She chooses a male grammatical form for I have () known –
nie widziałem [I have not seen (M)] –
although it contradicts with her implied female narrator. In her article
about her translation of “A Room of One’s Own ”, she explains
that she did it because she “felt deceived with pushy presence of a
male novelist” (Graff 1997:304), appearing two sentences prior.
Noteworthy is how the translator’s capital (the mastered
knowledge of English) manipulates a non-English-speaking public,
completely unaware of all those arbitrary choices. In another
translation from 2002 by Ewa Kamińska, the same grammatical decisions
prove Graff’s strategies to be trustworthy. Therefore, the factors that
determined its feminist overtones must have been of a different nature.

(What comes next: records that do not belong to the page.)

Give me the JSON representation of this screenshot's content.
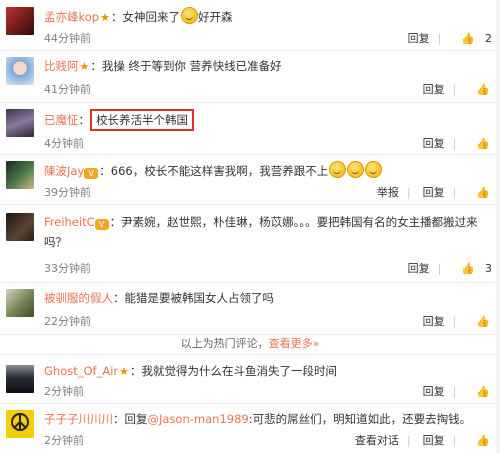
{
  "comments": [
    {
      "user": "孟亦峰kop",
      "star": true,
      "vip": false,
      "sep": "：",
      "text": "女神回来了",
      "emoji_after": 1,
      "emoji_tail": "好开森",
      "time": "44分钟前",
      "reply": "回复",
      "likes": "2",
      "avatar_color": "#8a2a2a"
    },
    {
      "user": "比贱阿",
      "star": true,
      "vip": false,
      "sep": "：",
      "text": "我操 终于等到你 营养快线已准备好",
      "time": "41分钟前",
      "reply": "回复",
      "likes": "",
      "avatar_color": "#5c8cc0"
    },
    {
      "user": "已魔怔",
      "star": false,
      "vip": false,
      "sep": "：",
      "highlight": "校长养活半个韩国",
      "time": "4分钟前",
      "reply": "回复",
      "likes": "",
      "avatar_color": "#4a3f5c"
    },
    {
      "user": "陳波Jay",
      "star": false,
      "vip": true,
      "vip_text": "V",
      "sep": "：",
      "text": "666，校长不能这样害我啊，我营养跟不上",
      "time": "39分钟前",
      "report": "举报",
      "reply": "回复",
      "likes": "",
      "avatar_color": "#2e4a3a"
    },
    {
      "user": "FreiheitC",
      "star": false,
      "vip": true,
      "vip_text": "V",
      "sep": "：",
      "text": "尹素婉，赵世熙，朴佳琳，杨苡娜。。。要把韩国有名的女主播都搬过来吗？",
      "time": "33分钟前",
      "reply": "回复",
      "likes": "3",
      "avatar_color": "#3a2a20"
    },
    {
      "user": "被驯服的假人",
      "star": false,
      "vip": false,
      "sep": "：",
      "text": "能猎是要被韩国女人占领了吗",
      "time": "22分钟前",
      "reply": "回复",
      "likes": "",
      "avatar_color": "#6a7a4a"
    },
    {
      "user": "Ghost_Of_Air",
      "star": true,
      "vip": false,
      "sep": "：",
      "text": "我就觉得为什么在斗鱼消失了一段时间",
      "time": "2分钟前",
      "reply": "回复",
      "likes": "",
      "avatar_color": "#20242a"
    },
    {
      "user": "子子子川川川",
      "star": false,
      "vip": false,
      "sep": "：",
      "text_prefix": "回复",
      "mention": "@Jason-man1989",
      "text": ":可悲的屌丝们，明知道如此，还要去掏钱。",
      "time": "2分钟前",
      "view_convo": "查看对话",
      "reply": "回复",
      "likes": "",
      "avatar_color": "#f2d200"
    }
  ],
  "section": {
    "text": "以上为热门评论，",
    "more": "查看更多»"
  },
  "icons": {
    "like": "thumbs-up-icon",
    "star": "star-icon",
    "vip": "vip-badge-icon",
    "emoji": "laughing-emoji-icon"
  }
}
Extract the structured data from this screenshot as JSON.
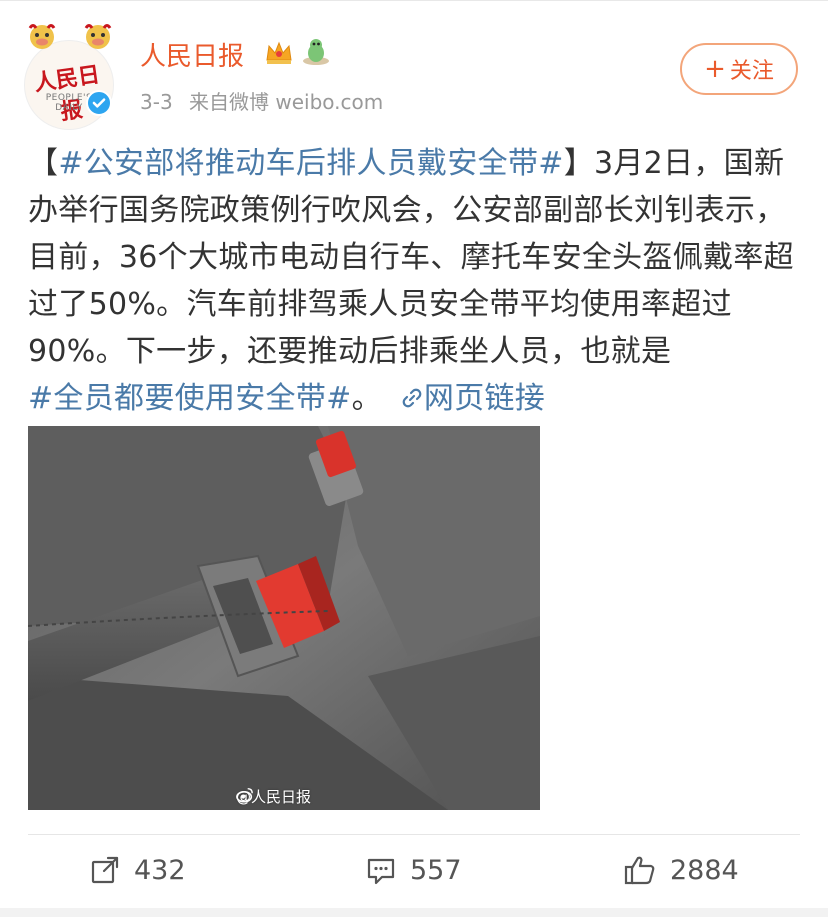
{
  "account": {
    "name": "人民日报",
    "logo_text": "人民日报",
    "logo_sub": "PEOPLE'S DAILY",
    "date": "3-3",
    "source": "来自微博 weibo.com",
    "avatar_icon": "people-daily-logo",
    "badge_icon": "verified-badge-icon",
    "crown_icon": "crown-icon",
    "dino_icon": "dinosaur-icon"
  },
  "follow_button": {
    "plus": "+",
    "label": "关注"
  },
  "post": {
    "open_bracket": "【",
    "topic1": "#公安部将推动车后排人员戴安全带#",
    "close_bracket": "】",
    "body": "3月2日，国新办举行国务院政策例行吹风会，公安部副部长刘钊表示，目前，36个大城市电动自行车、摩托车安全头盔佩戴率超过了50%。汽车前排驾乘人员安全带平均使用率超过90%。下一步，还要推动后排乘坐人员，也就是",
    "topic2": "#全员都要使用安全带#",
    "end": "。",
    "link_icon": "link-icon",
    "link_label": "网页链接"
  },
  "photo": {
    "watermark": "@人民日报",
    "watermark_icon": "weibo-icon"
  },
  "actions": {
    "share_count": "432",
    "comment_count": "557",
    "like_count": "2884",
    "share_icon": "share-icon",
    "comment_icon": "comment-icon",
    "like_icon": "thumbs-up-icon"
  },
  "colors": {
    "name": "#ea5a2c",
    "topic": "#4a7aa8",
    "follow_border": "#f3a57a",
    "meta": "#999999",
    "verified": "#2da5f0"
  }
}
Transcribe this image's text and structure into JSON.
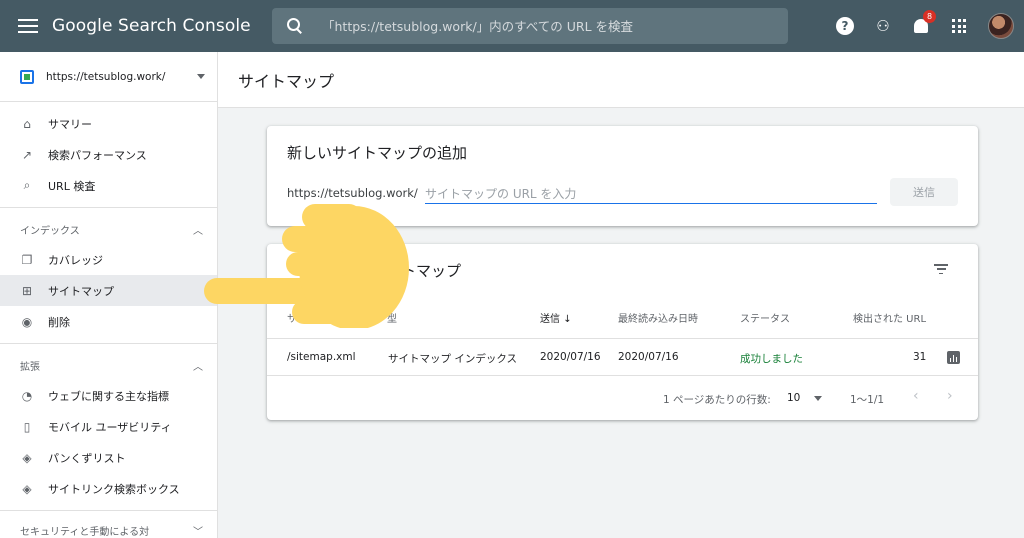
{
  "app": {
    "title": "Google Search Console"
  },
  "search": {
    "placeholder": "「https://tetsublog.work/」内のすべての URL を検査"
  },
  "notifications": {
    "count": "8"
  },
  "icons": {
    "menu": "menu-icon",
    "search": "search-icon",
    "help": "help-icon",
    "users": "manage-users-icon",
    "bell": "bell-icon",
    "apps": "apps-icon",
    "avatar": "avatar"
  },
  "property": {
    "label": "https://tetsublog.work/"
  },
  "sidebar": {
    "top_items": [
      {
        "label": "サマリー",
        "icon": "home-icon"
      },
      {
        "label": "検索パフォーマンス",
        "icon": "trending-up-icon"
      },
      {
        "label": "URL 検査",
        "icon": "search-icon"
      }
    ],
    "index": {
      "title": "インデックス",
      "items": [
        {
          "label": "カバレッジ",
          "icon": "copy-icon"
        },
        {
          "label": "サイトマップ",
          "icon": "sitemap-icon"
        },
        {
          "label": "削除",
          "icon": "visibility-off-icon"
        }
      ]
    },
    "enhancements": {
      "title": "拡張",
      "items": [
        {
          "label": "ウェブに関する主な指標",
          "icon": "speed-icon"
        },
        {
          "label": "モバイル ユーザビリティ",
          "icon": "smartphone-icon"
        },
        {
          "label": "パンくずリスト",
          "icon": "layers-icon"
        },
        {
          "label": "サイトリンク検索ボックス",
          "icon": "layers-icon"
        }
      ]
    },
    "security": {
      "title": "セキュリティと手動による対"
    }
  },
  "page": {
    "title": "サイトマップ"
  },
  "add_card": {
    "title": "新しいサイトマップの追加",
    "url_prefix": "https://tetsublog.work/",
    "input_placeholder": "サイトマップの URL を入力",
    "submit_label": "送信"
  },
  "submitted_card": {
    "title": "トマップ",
    "columns": [
      "サイトマ",
      "型",
      "送信",
      "最終読み込み日時",
      "ステータス",
      "検出された URL"
    ],
    "sort_arrow": "↓",
    "rows": [
      {
        "sitemap": "/sitemap.xml",
        "type": "サイトマップ インデックス",
        "submitted": "2020/07/16",
        "last_read": "2020/07/16",
        "status": "成功しました",
        "urls": "31"
      }
    ],
    "pager": {
      "rows_per_page_label": "1 ページあたりの行数:",
      "rows_per_page": "10",
      "range": "1〜1/1"
    }
  },
  "colors": {
    "topbar": "#455a64",
    "accent": "#1a73e8",
    "success": "#188038",
    "hand": "#fdd663"
  }
}
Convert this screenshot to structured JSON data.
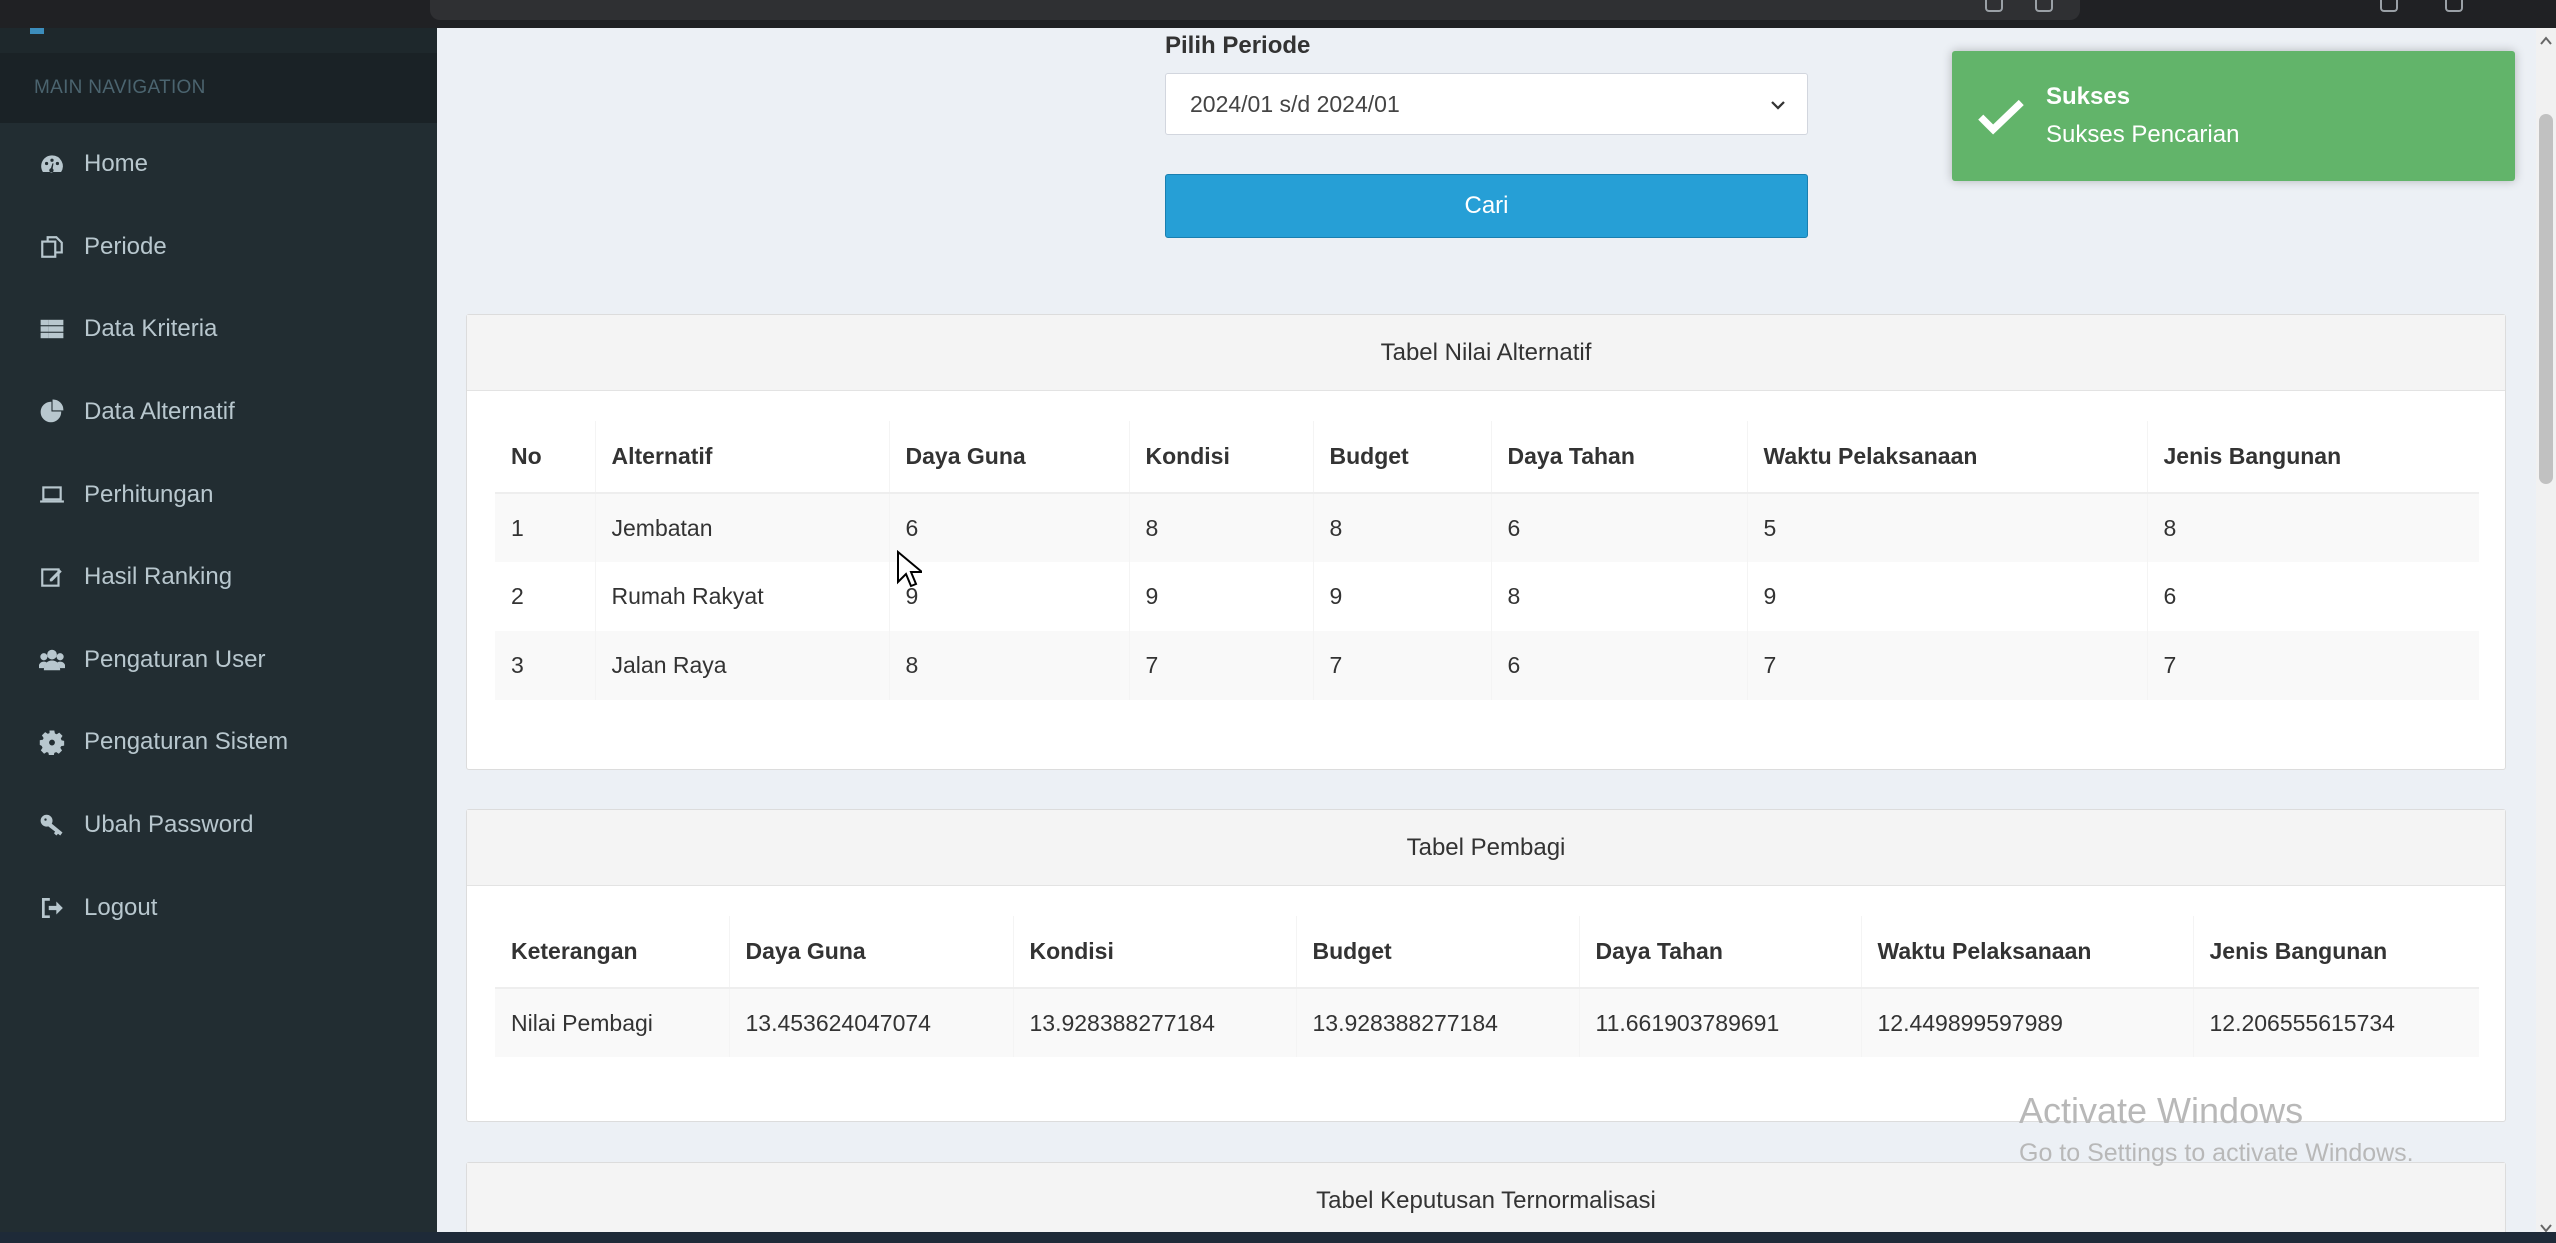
{
  "sidebar": {
    "header": "MAIN NAVIGATION",
    "items": [
      {
        "label": "Home",
        "icon": "dashboard-icon"
      },
      {
        "label": "Periode",
        "icon": "copy-icon"
      },
      {
        "label": "Data Kriteria",
        "icon": "grid-icon"
      },
      {
        "label": "Data Alternatif",
        "icon": "pie-chart-icon"
      },
      {
        "label": "Perhitungan",
        "icon": "laptop-icon"
      },
      {
        "label": "Hasil Ranking",
        "icon": "edit-icon"
      },
      {
        "label": "Pengaturan User",
        "icon": "users-icon"
      },
      {
        "label": "Pengaturan Sistem",
        "icon": "gear-icon"
      },
      {
        "label": "Ubah Password",
        "icon": "key-icon"
      },
      {
        "label": "Logout",
        "icon": "sign-out-icon"
      }
    ]
  },
  "period": {
    "label": "Pilih Periode",
    "selected": "2024/01 s/d 2024/01",
    "search_label": "Cari"
  },
  "toast": {
    "title": "Sukses",
    "message": "Sukses Pencarian",
    "color": "#62b46a"
  },
  "table_alternatif": {
    "title": "Tabel Nilai Alternatif",
    "headers": [
      "No",
      "Alternatif",
      "Daya Guna",
      "Kondisi",
      "Budget",
      "Daya Tahan",
      "Waktu Pelaksanaan",
      "Jenis Bangunan"
    ],
    "rows": [
      [
        "1",
        "Jembatan",
        "6",
        "8",
        "8",
        "6",
        "5",
        "8"
      ],
      [
        "2",
        "Rumah Rakyat",
        "9",
        "9",
        "9",
        "8",
        "9",
        "6"
      ],
      [
        "3",
        "Jalan Raya",
        "8",
        "7",
        "7",
        "6",
        "7",
        "7"
      ]
    ]
  },
  "table_pembagi": {
    "title": "Tabel Pembagi",
    "headers": [
      "Keterangan",
      "Daya Guna",
      "Kondisi",
      "Budget",
      "Daya Tahan",
      "Waktu Pelaksanaan",
      "Jenis Bangunan"
    ],
    "rows": [
      [
        "Nilai Pembagi",
        "13.453624047074",
        "13.928388277184",
        "13.928388277184",
        "11.661903789691",
        "12.449899597989",
        "12.206555615734"
      ]
    ]
  },
  "table_normalisasi": {
    "title": "Tabel Keputusan Ternormalisasi"
  },
  "watermark": {
    "title": "Activate Windows",
    "subtitle": "Go to Settings to activate Windows."
  },
  "colors": {
    "sidebar_bg": "#222d32",
    "button_bg": "#269fd6",
    "content_bg": "#ecf0f5"
  }
}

Terentowicz-Fotyga (2002:144) proposes the following ones: the
translator was a very famous feminist, Agnieszka Graff; it was published
by a publishing house involved in gender-related issues, Wydawnictwo
Sic! [The Publishing House Sic!] ; and the introduction was
written by the feminist writer, Izabela Filipiak. An interesting aspect
of Filipiak’s introduction - sort of a feminist manifesto – is the
comparison of Woolf’s times to the contemporary Polish position. What
Terentowicz-Fotyga does not seem to notice is the historical context of
its publication. The book was published in 1997, four years after
anti-abortion law enforcement (Znamierowski 2012). Soon, Parliament
began talks regarding the Equal Status Law draft (Graff 2009) and the
Polish feminist movement was brought to life as a result of
disillusionment with a new democracy that did not guarantee women’s
rights. In the chorus of those facts, Graff’s motives - illusio -
become explicit; the translation of the canonical text becomes a tool to
fight for the cause of women’s rights. Her comments regarding the
process of translation are worth noting too. She calls “A Room of
One’s Own ” “a kind of feminist Bible” (Graff 1997:299). Also, she
feels guilty about her decision in the choice of the female gender of
the addressees, for she knows that it strips the text of its neutrality
and gives it special meaning and overtones (Graff 1997:304). In the
light of those comments, it appears that Graff was clearly aware of her
illusio and its consequences.
Graff’s influence on the actual perception of Woolf in Poland is
powerful and this is an example of how a translator’s habitus
(feminist values) has contributed to that. Her translation of “A
Room of One’s Own ” is the most quoted feminist book in Poland. The
quotations from this book even appeared in the popular women’s magazine
“Wysokie Obcasy” [High Heels] (Dunin 1999). In the
line of Bassnett’s suggestion, the comparison of English and Polish
versions allows us, also, to reveal their different status in their
literary systems. While the English version was criticized for some
aspects, for example, not including women of colour (Walker 1984:235),
the Polish version was met with enthusiasm and only one negative stance
(Terentowicz-Fotyga 2002:143).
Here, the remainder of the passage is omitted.